Consegna abbonamenti da Lunedì



La Salernitana Calcio 1919 ricorda che la consegna degli abbonamenti (stagione sportiva 2008/2009) avverrà a partire da lunedì 25 agosto e proseguirà fino a venerdì 29 agosto in fascia oraria 16-20.

I sottoscrittori dovranno presentarsi ai botteghini di Tribuna e Curva Sud dello stadio Arechi muniti di:

- ricevuta Lottomatica

- valido documento di identità.

Condizione per il ritiro degli abbonamenti è la sottoscrizione dei seguenti moduli:

- accettazione condizioni generali dell'abbonamento*;

- consenso al trattamento dati personali*.

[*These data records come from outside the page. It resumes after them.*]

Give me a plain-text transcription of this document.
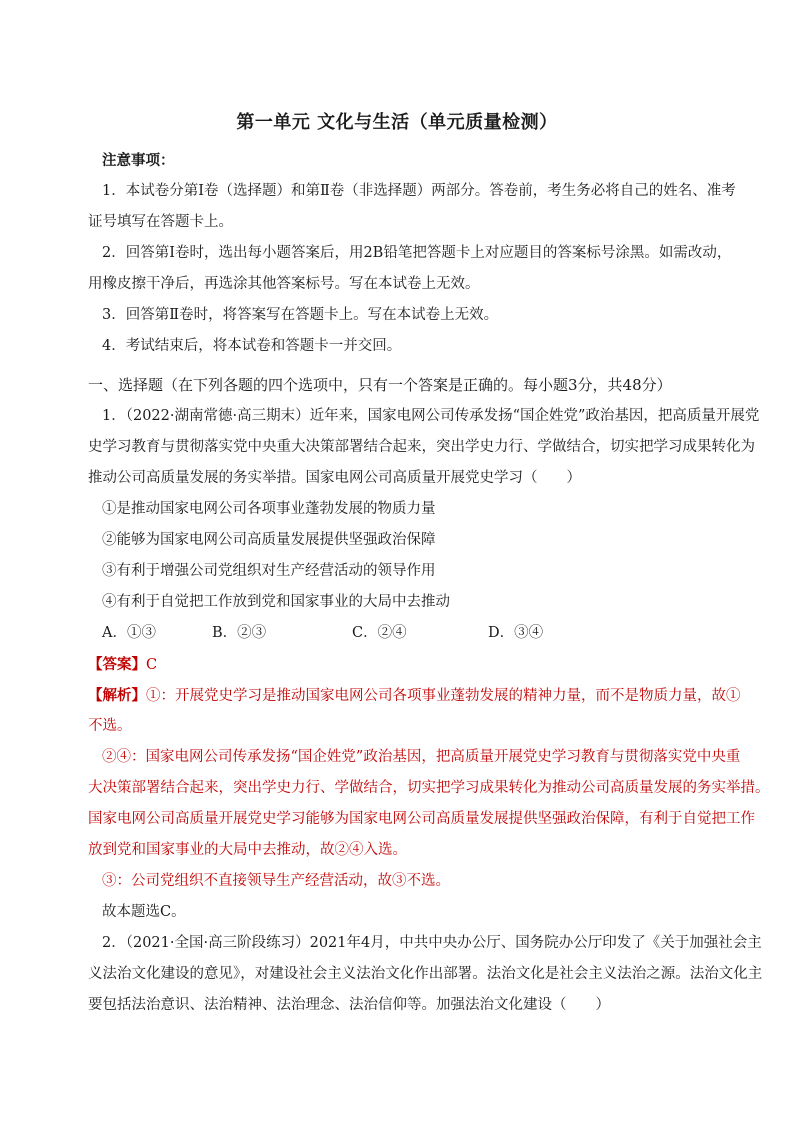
第一单元 文化与生活（单元质量检测）
注意事项：
1．本试卷分第Ⅰ卷（选择题）和第Ⅱ卷（非选择题）两部分。答卷前，考生务必将自己的姓名、准考
证号填写在答题卡上。
2．回答第Ⅰ卷时，选出每小题答案后，用2B铅笔把答题卡上对应题目的答案标号涂黑。如需改动，
用橡皮擦干净后，再选涂其他答案标号。写在本试卷上无效。
3．回答第Ⅱ卷时，将答案写在答题卡上。写在本试卷上无效。
4．考试结束后，将本试卷和答题卡一并交回。
一、选择题（在下列各题的四个选项中，只有一个答案是正确的。每小题3分，共48分）
1．（2022·湖南常德·高三期末）近年来，国家电网公司传承发扬“国企姓党”政治基因，把高质量开展党
史学习教育与贯彻落实党中央重大决策部署结合起来，突出学史力行、学做结合，切实把学习成果转化为
推动公司高质量发展的务实举措。国家电网公司高质量开展党史学习（　　）
①是推动国家电网公司各项事业蓬勃发展的物质力量
②能够为国家电网公司高质量发展提供坚强政治保障
③有利于增强公司党组织对生产经营活动的领导作用
④有利于自觉把工作放到党和国家事业的大局中去推动
A．①③	B．②③	C．②④	D．③④
【答案】C
【解析】①：开展党史学习是推动国家电网公司各项事业蓬勃发展的精神力量，而不是物质力量，故①
不选。
②④：国家电网公司传承发扬“国企姓党”政治基因，把高质量开展党史学习教育与贯彻落实党中央重
大决策部署结合起来，突出学史力行、学做结合，切实把学习成果转化为推动公司高质量发展的务实举措。
国家电网公司高质量开展党史学习能够为国家电网公司高质量发展提供坚强政治保障，有利于自觉把工作
放到党和国家事业的大局中去推动，故②④入选。
③：公司党组织不直接领导生产经营活动，故③不选。
故本题选C。
2．（2021·全国·高三阶段练习）2021年4月，中共中央办公厅、国务院办公厅印发了《关于加强社会主
义法治文化建设的意见》，对建设社会主义法治文化作出部署。法治文化是社会主义法治之源。法治文化主
要包括法治意识、法治精神、法治理念、法治信仰等。加强法治文化建设（　　）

Per motivi strettamente organizzativi si invitano i signori sottoscrittori di munirisi preventivamente dei suddetti moduli scaricandoli dal sito www.salernitana1919.it link campagna abbonamenti oppure ritirandoli in sede (via San Leonardo, 51) in orario 10-18.30 dal lunedì al venerdì.

DELEGA
Gli impossibilitati potranno delegare in forma scritta altra persona che all’atto del ritiro mostrerà la delega, la ricevuta Lis, il proprio documento di identità e quello del titolare dell’abbonamento (in fotocopia) e consegnerà i moduli "Condizioni Generali di Abbonamento" e "Consenso al trattamento dei dati personali" (da ritirare presso la sede sociale - via San Leonardo, 51 - o scaricabile dal sito www.salernitana1919.it link campagna abbonamenti), appositamente firmati dall'intestatario dell'abbonamento.

Date, orari e modalità per il ritiro riguardano anche gli abbonamenti per diversamente abili.

*I minori di anni 14 dovranno esibire modulistica sottoscritta dai genitori/tutori.

Si ricorda che sabato 30 agosto, prima giornata di campionato, non sarà effettuata consegna degli abbonamenti.